George Hill has been linked to the Cavaliers for two weeks. (AP)
George Hill has been linked to the Cavaliers for two weeks. (AP)

Sacramento Kings: George Hill

The Hill-to-Cleveland talk has cooled in recent days, but there’s still plenty of fire there. Kings coach Dave Joerger would like to see Hill traded, according to a league source. Both teams are currently searching for better deals, and neither seems likely to find one. Hill’s two-way contributions would help Cleveland’s backcourt woes, and his departure would clear the way for Kings rookie De’Aaron Fox. And Hill isn’t the only player up for sale in Sacramento. Zach Randolph, Vince Carter, Garrett Temple, Kosta Koufos, Skal Labissiere and even Willie Cauley-Stein should be available for the right deal, too.

San Antonio Spurs: Brandon Paul

If the Spurs aren’t trading Leonard, and they’re reportedly hanging up the phone on anyone calling, then there isn’t much maneuvering the Spurs can do. LaMarcus Aldridge isn’t going anywhere. Neither, it would seem, are Tony Parker, Pau Gasol and Patty Mills, which leaves Danny Green or any number of low-priced contributors. San Antonio rarely makes moves, possibly because trade partners are afraid of being swindled, so if anybody were to go, it’s Paul, who’s fallen out of the rotation in recent weeks.

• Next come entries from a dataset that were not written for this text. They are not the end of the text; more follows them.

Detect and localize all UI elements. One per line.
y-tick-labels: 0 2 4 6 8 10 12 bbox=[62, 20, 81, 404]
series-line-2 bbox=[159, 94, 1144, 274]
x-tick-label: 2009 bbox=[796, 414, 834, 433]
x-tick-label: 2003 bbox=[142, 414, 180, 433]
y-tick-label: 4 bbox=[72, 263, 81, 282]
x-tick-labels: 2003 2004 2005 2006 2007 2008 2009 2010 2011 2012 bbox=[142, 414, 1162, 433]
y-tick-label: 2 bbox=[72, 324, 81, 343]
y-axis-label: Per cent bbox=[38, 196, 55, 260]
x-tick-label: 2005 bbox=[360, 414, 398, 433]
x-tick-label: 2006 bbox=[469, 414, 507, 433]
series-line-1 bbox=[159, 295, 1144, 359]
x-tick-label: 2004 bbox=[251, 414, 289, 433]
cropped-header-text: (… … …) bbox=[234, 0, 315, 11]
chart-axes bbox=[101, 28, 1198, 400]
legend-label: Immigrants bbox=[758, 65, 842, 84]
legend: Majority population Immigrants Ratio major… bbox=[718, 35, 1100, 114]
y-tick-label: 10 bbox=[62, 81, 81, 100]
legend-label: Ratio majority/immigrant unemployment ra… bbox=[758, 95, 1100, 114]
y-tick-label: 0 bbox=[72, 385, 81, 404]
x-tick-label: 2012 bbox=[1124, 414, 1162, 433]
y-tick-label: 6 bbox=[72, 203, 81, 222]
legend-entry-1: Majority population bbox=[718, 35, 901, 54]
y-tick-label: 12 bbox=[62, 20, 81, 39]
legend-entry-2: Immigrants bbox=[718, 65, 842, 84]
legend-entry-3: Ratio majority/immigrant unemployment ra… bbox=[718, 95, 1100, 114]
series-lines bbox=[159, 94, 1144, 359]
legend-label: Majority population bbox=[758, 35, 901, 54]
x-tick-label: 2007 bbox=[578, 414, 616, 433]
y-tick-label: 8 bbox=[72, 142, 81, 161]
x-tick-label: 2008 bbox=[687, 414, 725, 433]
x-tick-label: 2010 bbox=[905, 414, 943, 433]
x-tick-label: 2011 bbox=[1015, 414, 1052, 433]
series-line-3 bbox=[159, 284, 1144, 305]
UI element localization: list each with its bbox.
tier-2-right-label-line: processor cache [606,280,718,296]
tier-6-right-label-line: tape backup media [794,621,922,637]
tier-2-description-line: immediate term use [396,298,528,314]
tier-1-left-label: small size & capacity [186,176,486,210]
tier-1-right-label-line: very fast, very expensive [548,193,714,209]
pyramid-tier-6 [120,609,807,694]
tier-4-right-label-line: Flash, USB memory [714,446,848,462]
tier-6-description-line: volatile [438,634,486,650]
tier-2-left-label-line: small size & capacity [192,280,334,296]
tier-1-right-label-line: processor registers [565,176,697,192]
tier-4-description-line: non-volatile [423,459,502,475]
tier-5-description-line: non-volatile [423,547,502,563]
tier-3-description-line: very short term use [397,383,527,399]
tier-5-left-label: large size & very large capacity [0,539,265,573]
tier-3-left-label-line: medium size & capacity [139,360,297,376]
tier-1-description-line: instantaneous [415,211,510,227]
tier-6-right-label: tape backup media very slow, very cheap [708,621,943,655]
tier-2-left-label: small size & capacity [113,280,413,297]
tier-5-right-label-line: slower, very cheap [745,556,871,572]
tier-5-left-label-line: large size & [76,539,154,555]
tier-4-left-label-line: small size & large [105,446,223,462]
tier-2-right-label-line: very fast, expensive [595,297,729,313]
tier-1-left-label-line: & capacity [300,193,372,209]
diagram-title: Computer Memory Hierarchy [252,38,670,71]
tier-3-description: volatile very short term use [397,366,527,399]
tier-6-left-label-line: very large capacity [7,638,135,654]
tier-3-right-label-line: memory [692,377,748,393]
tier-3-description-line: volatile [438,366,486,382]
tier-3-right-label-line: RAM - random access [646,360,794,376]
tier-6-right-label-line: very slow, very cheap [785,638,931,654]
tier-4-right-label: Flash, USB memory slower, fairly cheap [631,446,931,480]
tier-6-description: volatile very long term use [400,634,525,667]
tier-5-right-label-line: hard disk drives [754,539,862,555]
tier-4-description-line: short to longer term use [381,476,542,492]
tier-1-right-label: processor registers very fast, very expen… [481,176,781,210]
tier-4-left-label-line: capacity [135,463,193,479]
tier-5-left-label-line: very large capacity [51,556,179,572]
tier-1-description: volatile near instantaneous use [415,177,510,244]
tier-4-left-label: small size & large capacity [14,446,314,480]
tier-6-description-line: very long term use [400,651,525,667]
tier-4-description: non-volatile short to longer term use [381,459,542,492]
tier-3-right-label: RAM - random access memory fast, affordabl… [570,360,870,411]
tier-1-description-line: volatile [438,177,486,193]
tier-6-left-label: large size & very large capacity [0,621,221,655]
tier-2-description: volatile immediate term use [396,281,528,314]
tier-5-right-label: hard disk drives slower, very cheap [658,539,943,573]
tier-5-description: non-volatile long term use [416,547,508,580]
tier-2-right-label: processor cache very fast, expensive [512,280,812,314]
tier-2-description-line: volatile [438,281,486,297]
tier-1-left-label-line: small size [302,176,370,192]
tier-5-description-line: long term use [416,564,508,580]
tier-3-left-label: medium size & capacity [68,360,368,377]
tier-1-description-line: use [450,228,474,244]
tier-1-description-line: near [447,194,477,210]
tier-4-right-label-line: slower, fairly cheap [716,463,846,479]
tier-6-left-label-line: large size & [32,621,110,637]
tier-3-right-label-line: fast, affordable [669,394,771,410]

Toronto Raptors: Jonas Valanciunas

The Raptors, like the Spurs, are firmly entrenched in a high playoff seed with a clearly defined rotation. It doesn’t make much sense to make a middling trade, but Valanciunas — owed $17.6 million in 2019-20 — has the salary and ability to match if they’re looking for a bigger move. The Raptors can play Serge Ibaka at the five, and second-year center Jakob Poeltl is ready to take over the reins. If they can upgrade the roster and save the money Valanciunas is owed going forward, it’s a win-win.

Utah Jazz: Rodney Hood

Hood hasn’t met expectations in his first post-Hayward season, and he’s a restricted free agent this summer, so the Jazz have a decision to make. The fact that he’s been repeatedly mentioned in trade talks gives us a good indication as to which way they’re leaning on investing in their 2014 first-round pick. Unrestricted free agent-to-be Derrick Favors is in the same boat, and both are solid players who might land Utah a couple of first-round picks to build around Donovan Mitchell and Rudy Gobert.

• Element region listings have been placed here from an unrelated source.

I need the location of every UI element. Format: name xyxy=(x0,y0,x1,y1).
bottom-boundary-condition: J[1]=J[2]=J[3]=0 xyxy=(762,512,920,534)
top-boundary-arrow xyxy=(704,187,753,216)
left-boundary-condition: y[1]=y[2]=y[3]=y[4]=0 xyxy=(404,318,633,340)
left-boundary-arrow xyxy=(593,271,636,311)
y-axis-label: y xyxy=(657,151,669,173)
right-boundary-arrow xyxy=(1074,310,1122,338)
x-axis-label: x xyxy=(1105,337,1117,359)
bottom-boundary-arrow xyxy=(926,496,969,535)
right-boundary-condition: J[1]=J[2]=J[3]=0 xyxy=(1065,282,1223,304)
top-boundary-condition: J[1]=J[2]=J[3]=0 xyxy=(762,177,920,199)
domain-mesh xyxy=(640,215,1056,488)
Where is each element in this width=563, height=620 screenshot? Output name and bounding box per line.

Washington Wizards: Marcin Gortat

The Wizards are in trouble, what with John Wall scheduled to miss 6-8 weeks and the team already struggling to recreate last year’s run to within a game of the conference finals. They have little of value to trade, and Gortat might not even qualify in that regard, since he’s already pondering retirement and playing fewer minutes than he has since coming to Washington in 2013. But he’s a productive player who, if packaged with a draft pick or two, might be enough to make a necessary shakeup. Maybe.